Ponteland in Bloom - Coates Green.
Ponteland in Bloom - Coates Green.

It was revealed at a national event last night that Ponteland achieved an excellent floral competition result.

Flying the flag for the Northumbria area along with Stanghow in East Cleveland, it received a Silver Gilt medal in the Small Town category during the Royal Horticultural Society’s (RHS's) Britain in Bloom Awards ceremony in Llandudno, North Wales.

RHS judges visited the 78 finalists across various categories over the summer to assess each location against three key criteria: community participation, environmental responsibility and horticultural achievement.

Providing “a very attractive ‘Gateway to Northumberland’”, the judges commended Ponteland for its stunning floral displays and efforts to conserve the area's heritage.

They noted Ponteland Park as a “wonderful asset” for people and wildlife.
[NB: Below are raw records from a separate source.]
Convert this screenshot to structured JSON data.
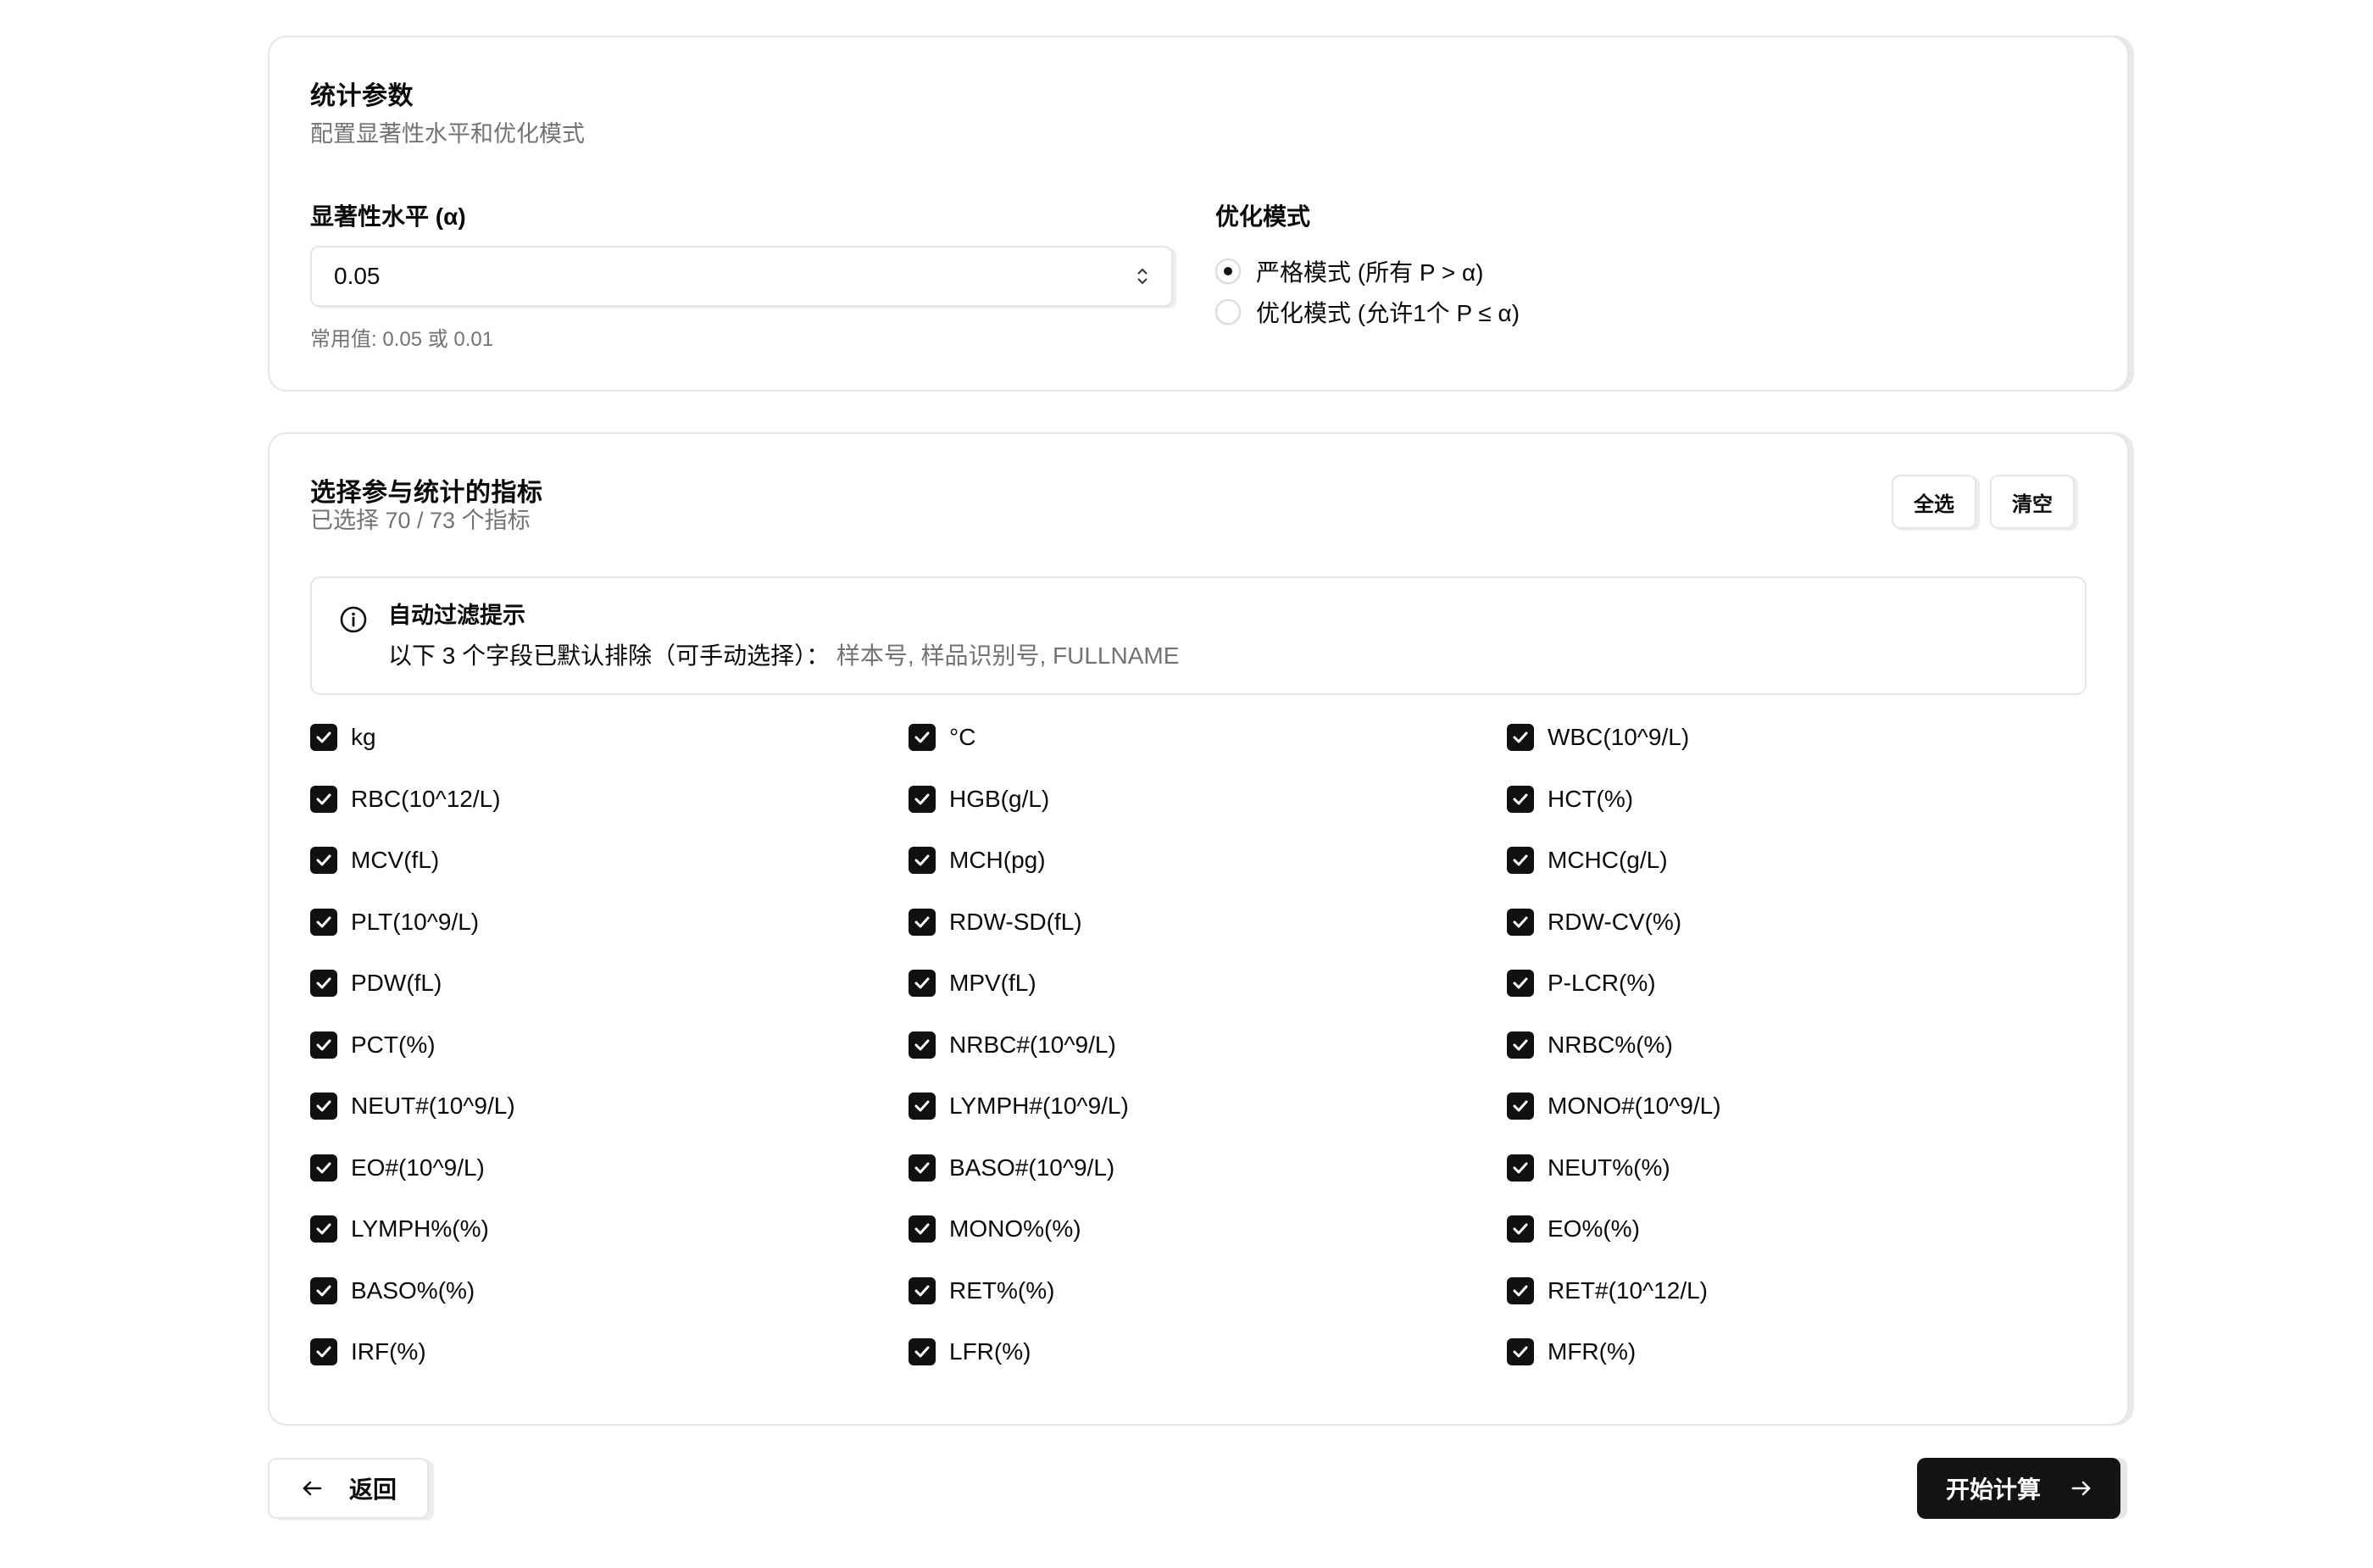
{
  "stats_card": {
    "title": "统计参数",
    "subtitle": "配置显著性水平和优化模式",
    "alpha_label": "显著性水平 (α)",
    "alpha_value": "0.05",
    "alpha_hint": "常用值: 0.05 或 0.01",
    "mode_label": "优化模式",
    "modes": [
      {
        "label": "严格模式 (所有 P > α)",
        "selected": true
      },
      {
        "label": "优化模式 (允许1个 P ≤ α)",
        "selected": false
      }
    ]
  },
  "indicator_card": {
    "title": "选择参与统计的指标",
    "subtitle": "已选择 70 / 73 个指标",
    "select_all_label": "全选",
    "clear_label": "清空",
    "info": {
      "title": "自动过滤提示",
      "text": "以下 3 个字段已默认排除（可手动选择）：",
      "excluded": "样本号, 样品识别号, FULLNAME"
    },
    "indicators": [
      {
        "label": "kg",
        "checked": true
      },
      {
        "label": "°C",
        "checked": true
      },
      {
        "label": "WBC(10^9/L)",
        "checked": true
      },
      {
        "label": "RBC(10^12/L)",
        "checked": true
      },
      {
        "label": "HGB(g/L)",
        "checked": true
      },
      {
        "label": "HCT(%)",
        "checked": true
      },
      {
        "label": "MCV(fL)",
        "checked": true
      },
      {
        "label": "MCH(pg)",
        "checked": true
      },
      {
        "label": "MCHC(g/L)",
        "checked": true
      },
      {
        "label": "PLT(10^9/L)",
        "checked": true
      },
      {
        "label": "RDW-SD(fL)",
        "checked": true
      },
      {
        "label": "RDW-CV(%)",
        "checked": true
      },
      {
        "label": "PDW(fL)",
        "checked": true
      },
      {
        "label": "MPV(fL)",
        "checked": true
      },
      {
        "label": "P-LCR(%)",
        "checked": true
      },
      {
        "label": "PCT(%)",
        "checked": true
      },
      {
        "label": "NRBC#(10^9/L)",
        "checked": true
      },
      {
        "label": "NRBC%(%)",
        "checked": true
      },
      {
        "label": "NEUT#(10^9/L)",
        "checked": true
      },
      {
        "label": "LYMPH#(10^9/L)",
        "checked": true
      },
      {
        "label": "MONO#(10^9/L)",
        "checked": true
      },
      {
        "label": "EO#(10^9/L)",
        "checked": true
      },
      {
        "label": "BASO#(10^9/L)",
        "checked": true
      },
      {
        "label": "NEUT%(%)",
        "checked": true
      },
      {
        "label": "LYMPH%(%)",
        "checked": true
      },
      {
        "label": "MONO%(%)",
        "checked": true
      },
      {
        "label": "EO%(%)",
        "checked": true
      },
      {
        "label": "BASO%(%)",
        "checked": true
      },
      {
        "label": "RET%(%)",
        "checked": true
      },
      {
        "label": "RET#(10^12/L)",
        "checked": true
      },
      {
        "label": "IRF(%)",
        "checked": true
      },
      {
        "label": "LFR(%)",
        "checked": true
      },
      {
        "label": "MFR(%)",
        "checked": true
      }
    ]
  },
  "footer": {
    "back_label": "返回",
    "start_label": "开始计算"
  }
}
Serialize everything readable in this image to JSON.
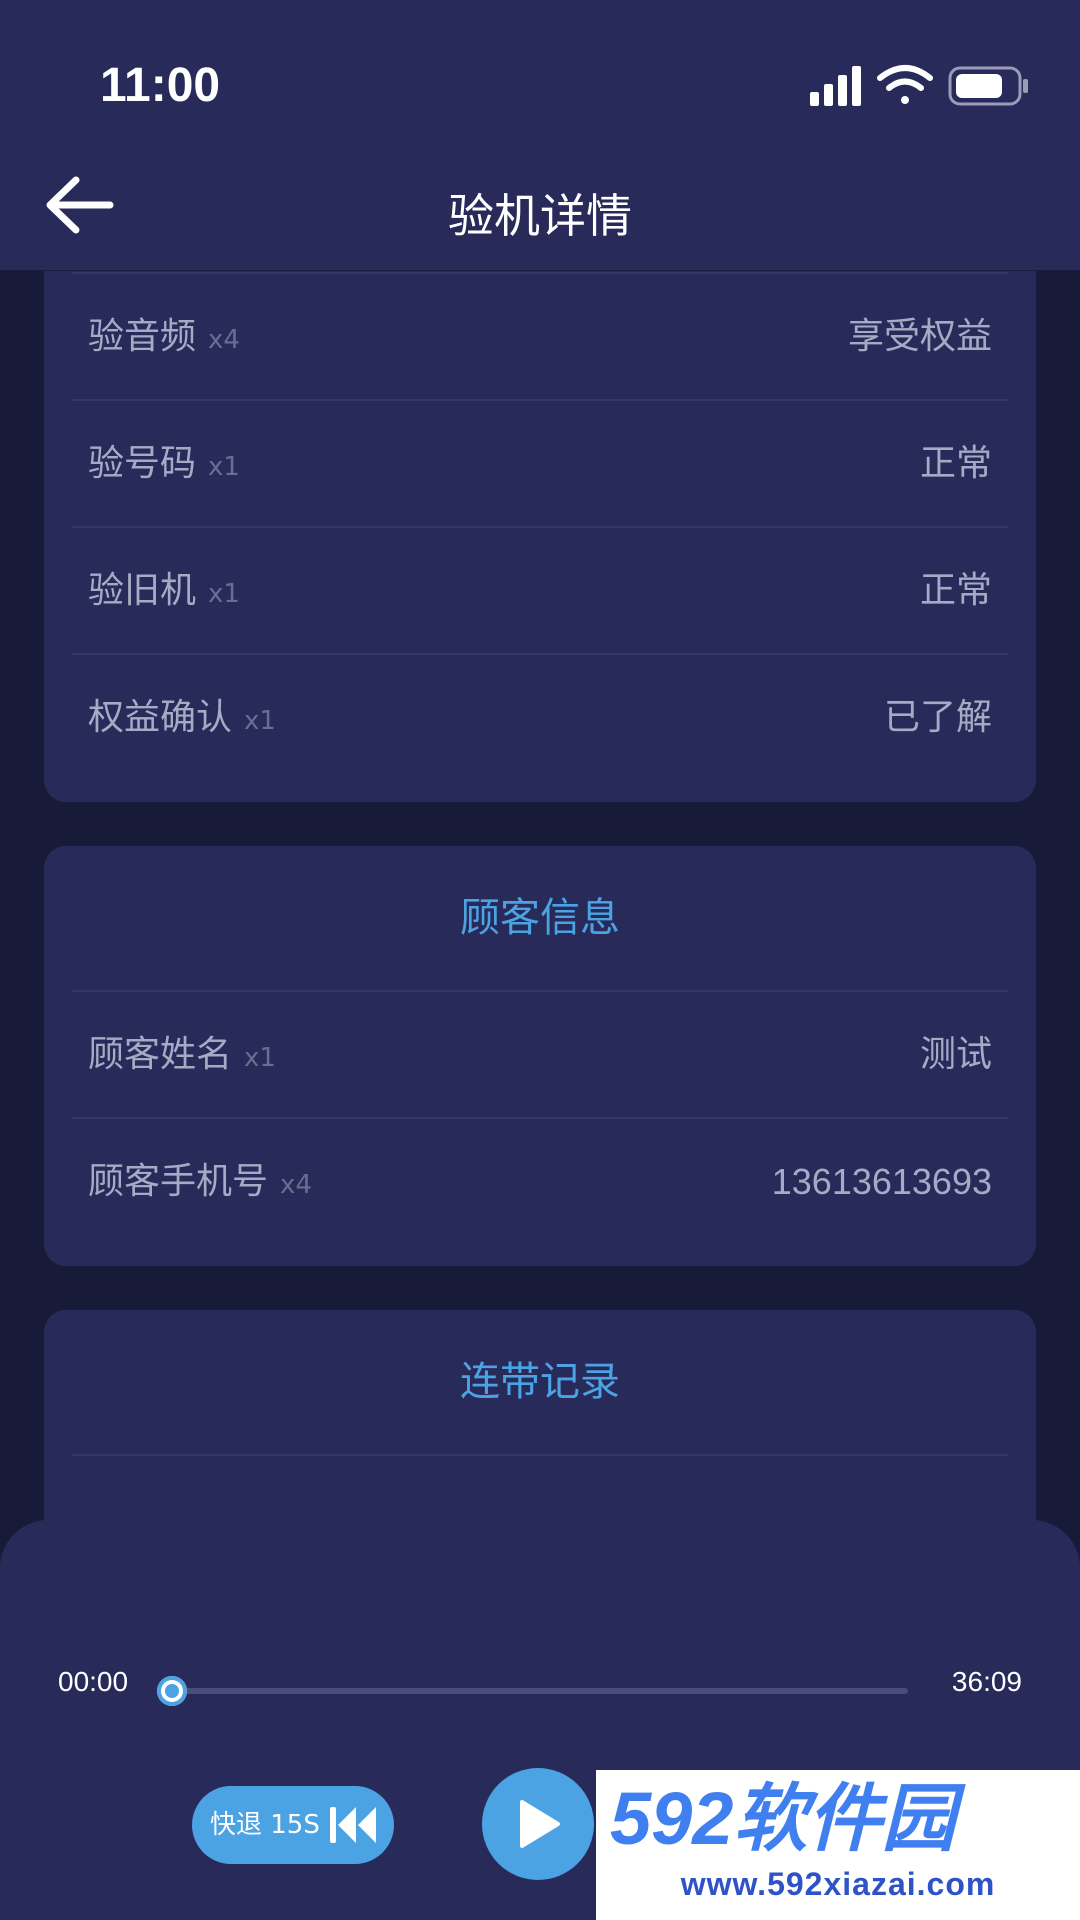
{
  "status_bar": {
    "time": "11:00"
  },
  "nav": {
    "title": "验机详情"
  },
  "inspection": {
    "rows": [
      {
        "label": "验音频",
        "mult": "x4",
        "value": "享受权益"
      },
      {
        "label": "验号码",
        "mult": "x1",
        "value": "正常"
      },
      {
        "label": "验旧机",
        "mult": "x1",
        "value": "正常"
      },
      {
        "label": "权益确认",
        "mult": "x1",
        "value": "已了解"
      }
    ]
  },
  "customer": {
    "title": "顾客信息",
    "rows": [
      {
        "label": "顾客姓名",
        "mult": "x1",
        "value": "测试"
      },
      {
        "label": "顾客手机号",
        "mult": "x4",
        "value": "13613613693"
      }
    ]
  },
  "bundle": {
    "title": "连带记录"
  },
  "player": {
    "current_time": "00:00",
    "total_time": "36:09",
    "progress": 0.0,
    "rewind_label": "快退 15S"
  },
  "watermark": {
    "logo_text": "592软件园",
    "url": "www.592xiazai.com"
  },
  "colors": {
    "accent": "#4ba3e3",
    "card": "#282a5a",
    "background": "#181a3a"
  },
  "icons": [
    "back-arrow-icon",
    "signal-icon",
    "wifi-icon",
    "battery-icon",
    "rewind-icon",
    "play-icon"
  ]
}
Silver Gilt is classed by Britain in Bloom as 'very good' and those who achieve it get a score of between 150 and 169 points out of 200.

The efforts across the area were led by Joyce Butcher and Robin Ramsay, who retired from Ponteland Town Council in May, and a great deal of work was carried out by the council’s contractors and local organisations, businesses and clubs.

Last month, Ponteland received a Gold award in the small town category for Northumbria in Bloom during the regional ceremony in Gateshead.

Other entries in the special Northumbria awards also did very well. They were as follows: Prestwick Park – Gold; Ponteland Bowling and Tennis Clubs – Gold; The Blackbird Inn – Gold; Peel House apartments – Gold; Prestwick Allotments – Silver.

Roger Burnett, chairman of the RHS Britain in Bloom judges, said: “It’s a huge honour to witness how Britain in Bloom brings people together and the lengths that groups go to to make their communities clean, green and beautiful.

"We saw an incredible diversity of different planting schemes, including wildflower meadows for wildlife, community food growing and plants chosen to cope with our changing climate.

“This year, the standard was as high as ever but what really stood out was the creativity and ingenuity that groups showed in tackling the specific challenges of their particular areas, whether that be lack of funding, local social issues or tricky site conditions.”